Musik | Nummer 283 - Januar 1998

Chico Total!

Zwei neue CD-Veröffentlichungen stellen das Werk Chico Buarques vor

Enno Witfeld

Es wurde ja auch mal Zeit. Nach über 30 Jahren erhält nun auch das deutsche Publikum die Gelegenheit, einen der wichtigsten brasilianischen Liedautoren und Sänger kennenzulernen. Immerhin die beiden letzten Alben standen auch in deutschen CD-Regalen, aber frühere Werke waren hierzulande – anders als etwa in Frankreich oder Italien – kaum zu bekommen. Doch halt: Kommt uns die Melodie von „A Banda“ nicht irgendwie bekannt vor? Richtig: Ende der sechziger Jahre landete France Gall mit diesem Titel einen Riesenerfolg in Deutschland.
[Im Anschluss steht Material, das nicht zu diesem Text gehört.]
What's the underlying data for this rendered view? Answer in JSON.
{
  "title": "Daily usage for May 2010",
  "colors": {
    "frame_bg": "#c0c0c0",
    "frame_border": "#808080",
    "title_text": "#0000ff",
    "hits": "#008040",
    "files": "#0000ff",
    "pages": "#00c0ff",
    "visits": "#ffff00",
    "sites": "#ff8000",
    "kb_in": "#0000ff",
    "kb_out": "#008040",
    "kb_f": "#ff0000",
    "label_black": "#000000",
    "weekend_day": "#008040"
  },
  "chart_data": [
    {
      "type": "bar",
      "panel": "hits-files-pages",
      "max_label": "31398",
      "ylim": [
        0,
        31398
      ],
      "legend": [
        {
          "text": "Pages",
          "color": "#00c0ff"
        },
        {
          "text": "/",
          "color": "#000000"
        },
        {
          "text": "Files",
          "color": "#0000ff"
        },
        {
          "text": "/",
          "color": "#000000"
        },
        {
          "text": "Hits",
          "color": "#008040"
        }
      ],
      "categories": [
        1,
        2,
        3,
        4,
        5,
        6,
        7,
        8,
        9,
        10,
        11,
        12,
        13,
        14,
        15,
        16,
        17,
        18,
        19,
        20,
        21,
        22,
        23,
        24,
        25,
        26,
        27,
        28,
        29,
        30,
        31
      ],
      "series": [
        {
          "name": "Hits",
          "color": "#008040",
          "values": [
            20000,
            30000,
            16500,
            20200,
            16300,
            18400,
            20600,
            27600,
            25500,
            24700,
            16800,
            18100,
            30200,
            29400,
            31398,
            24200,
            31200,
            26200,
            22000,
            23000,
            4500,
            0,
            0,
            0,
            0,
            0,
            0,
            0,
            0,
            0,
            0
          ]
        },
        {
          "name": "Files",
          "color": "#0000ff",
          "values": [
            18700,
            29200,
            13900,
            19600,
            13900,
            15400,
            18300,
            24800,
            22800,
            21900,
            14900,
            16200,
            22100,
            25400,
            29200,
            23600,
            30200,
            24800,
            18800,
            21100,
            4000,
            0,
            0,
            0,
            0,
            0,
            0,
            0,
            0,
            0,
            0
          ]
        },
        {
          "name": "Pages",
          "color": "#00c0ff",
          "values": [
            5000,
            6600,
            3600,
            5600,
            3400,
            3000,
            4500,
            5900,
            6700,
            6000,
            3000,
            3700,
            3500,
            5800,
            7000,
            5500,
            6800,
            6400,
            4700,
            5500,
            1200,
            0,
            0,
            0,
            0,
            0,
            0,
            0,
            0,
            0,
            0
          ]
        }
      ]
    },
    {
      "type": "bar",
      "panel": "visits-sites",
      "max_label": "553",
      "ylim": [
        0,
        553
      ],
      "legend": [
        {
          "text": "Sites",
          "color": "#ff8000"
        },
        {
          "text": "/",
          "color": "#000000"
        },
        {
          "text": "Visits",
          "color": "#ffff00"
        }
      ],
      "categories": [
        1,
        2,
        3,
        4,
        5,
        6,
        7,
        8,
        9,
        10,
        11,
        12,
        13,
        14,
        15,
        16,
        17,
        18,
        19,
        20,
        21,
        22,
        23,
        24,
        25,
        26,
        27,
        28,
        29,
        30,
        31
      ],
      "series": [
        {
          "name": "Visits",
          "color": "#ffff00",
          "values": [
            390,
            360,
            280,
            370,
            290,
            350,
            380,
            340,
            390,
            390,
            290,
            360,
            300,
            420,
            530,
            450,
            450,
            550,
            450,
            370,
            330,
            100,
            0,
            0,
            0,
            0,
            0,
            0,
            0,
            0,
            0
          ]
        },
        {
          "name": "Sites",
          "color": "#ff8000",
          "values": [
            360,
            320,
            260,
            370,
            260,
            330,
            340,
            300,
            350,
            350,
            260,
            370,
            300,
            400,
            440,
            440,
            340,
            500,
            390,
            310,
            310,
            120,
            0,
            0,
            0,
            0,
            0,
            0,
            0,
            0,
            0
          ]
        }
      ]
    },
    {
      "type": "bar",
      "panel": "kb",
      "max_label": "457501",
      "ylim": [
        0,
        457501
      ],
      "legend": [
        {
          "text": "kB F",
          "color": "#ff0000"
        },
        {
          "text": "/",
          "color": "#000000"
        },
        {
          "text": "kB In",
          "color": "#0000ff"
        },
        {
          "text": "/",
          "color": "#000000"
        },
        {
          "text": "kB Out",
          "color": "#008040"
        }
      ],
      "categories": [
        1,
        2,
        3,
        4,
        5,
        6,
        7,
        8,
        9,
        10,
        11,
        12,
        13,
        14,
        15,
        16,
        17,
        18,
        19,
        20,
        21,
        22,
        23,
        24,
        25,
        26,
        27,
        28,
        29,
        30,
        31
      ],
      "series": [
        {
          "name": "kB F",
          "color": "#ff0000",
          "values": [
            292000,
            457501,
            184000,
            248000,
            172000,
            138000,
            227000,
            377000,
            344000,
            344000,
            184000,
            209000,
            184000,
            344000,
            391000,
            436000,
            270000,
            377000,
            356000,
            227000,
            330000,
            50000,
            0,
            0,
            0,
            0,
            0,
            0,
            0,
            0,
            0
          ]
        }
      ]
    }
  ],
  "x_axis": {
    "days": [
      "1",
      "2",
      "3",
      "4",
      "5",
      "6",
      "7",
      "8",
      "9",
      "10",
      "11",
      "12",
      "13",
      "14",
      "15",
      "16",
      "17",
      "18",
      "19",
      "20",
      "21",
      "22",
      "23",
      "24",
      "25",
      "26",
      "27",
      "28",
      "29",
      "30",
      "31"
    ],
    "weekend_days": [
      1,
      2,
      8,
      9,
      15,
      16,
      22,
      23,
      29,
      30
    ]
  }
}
Allerdings war der Originaltext – einer von Buarques bravsten – damals offenbar immer noch zu nachdenklich und wurde durch ein blödsinniges Aneinandergereime vermeintlicher Exotikklischees ersetzt: „Zwei Apfelsinen im Haar…“
Chico Total ist eine Zusammenstellung von 24 Liedern, angefangen mit eben diesem „A Banda“, mit dem Chico Buarque den TV-Liederwettbewerb 1966 gewann und damit den Grundstein für seine Karriere legte, bis hin zu „A Volta do Malandro“ aus dem Jahr 1985. Natürlich sind es keineswegs „alle wichtigen Songs“, wie uns der Klappentext weismachen will – aus dem simplen Grund, daß dafür eine CD nicht ausreicht. Jedoch ist angesichts der fast unlösbaren Aufgabe, zwei Jahrzehnte Karriere auf einer CD zusammenzufassen, ein recht repräsentativer Überblick entstanden.
Auf musikalischer Ebene lassen Chico Buarques Kompositionen zwei Hauptwurzeln erkennen: Einerseits der samba-canção seiner Heimatstadt Rio de Janeiro, in der Tradition der alten sambistas wie Noel Rosa, andererseits die raffinierte Melodik und komplexe Harmonik der zu Beginn seiner Karriere äußerst populären bossa nova. Diese beiden Elemente verschmilzt Chico Buarque zu seinem unverwechselbaren Stil, der jedoch andere brasilianische Rhythmen wie marcha-rancho („A Banda“) oder choro („Meu Caro Amigo“) nicht ausschließt. Sogar die einzige Fremdkomposition „O malandro“, eine freie Nachdichtung des Dreigroschenoper-Hits „Die Moritat von Mackie Messer“, klingt, als sei sie nie etwas anderes als ein samba gewesen. Musikalische Revolutionen indes hat Chico Buarque – anders als etwa seine Kollegen Caetano Veloso und Gilberto Gil mit ihrem Konzept des tropicalismo – nie angestrebt, und progressive Arrangements wie „Deus lhe Pague“, das seine düstere Grundstimmung bis ins Unerträgliche steigert, bleiben die Ausnahme.
Dank der hervorragenden Übersetzungen von Karin von Schweder-Schreiner sind erstmals auch die Texte den deutschen Hörern zugänglich. Meist handelt es sich – ähnlich wie zum Beispiel bei Noel Rosa – um Geschichten aus dem brasilianischen Alltag, poetisch, sozialkritisch, oft ironisch bis sarkastisch und in ihrer sprachlichen Kraft am ehesten zu vergleichen mit Vinícius de Moraes, dem großen Dichter der bossa nova. Aber Chico Buarque vermag auch wunderschöne Liebeslieder zu schreiben, verzweifelte wie „Desalento“, ein zusammen mit Vinícius de Moraes geschriebener bossa nova, melancholische wie das gemeinsam mit Tom Jobim verfaßte „Eu te Amo“.
Oft steht der Inhalt der Texte in krassem Gegensatz zur Melodie, etwa bei „Homenagem ao Malandro“, einer ironischen Anklage der Korruption und Wirtschaftskriminalität, die als flotter samba daherkommt, oder bei dem ebenso fröhlichen „Meu Caro Amigo“, das in Form eines Briefes an einen Freund den alltäglichen Frust schildert. In „O meu Guri“ unterstreicht die liebliche Melodie die Naivität einer Mutter, die sich darüber wundert, daß in den Handtaschen, die ihr ihr Kleiner schenkt, immer schon alles drin ist…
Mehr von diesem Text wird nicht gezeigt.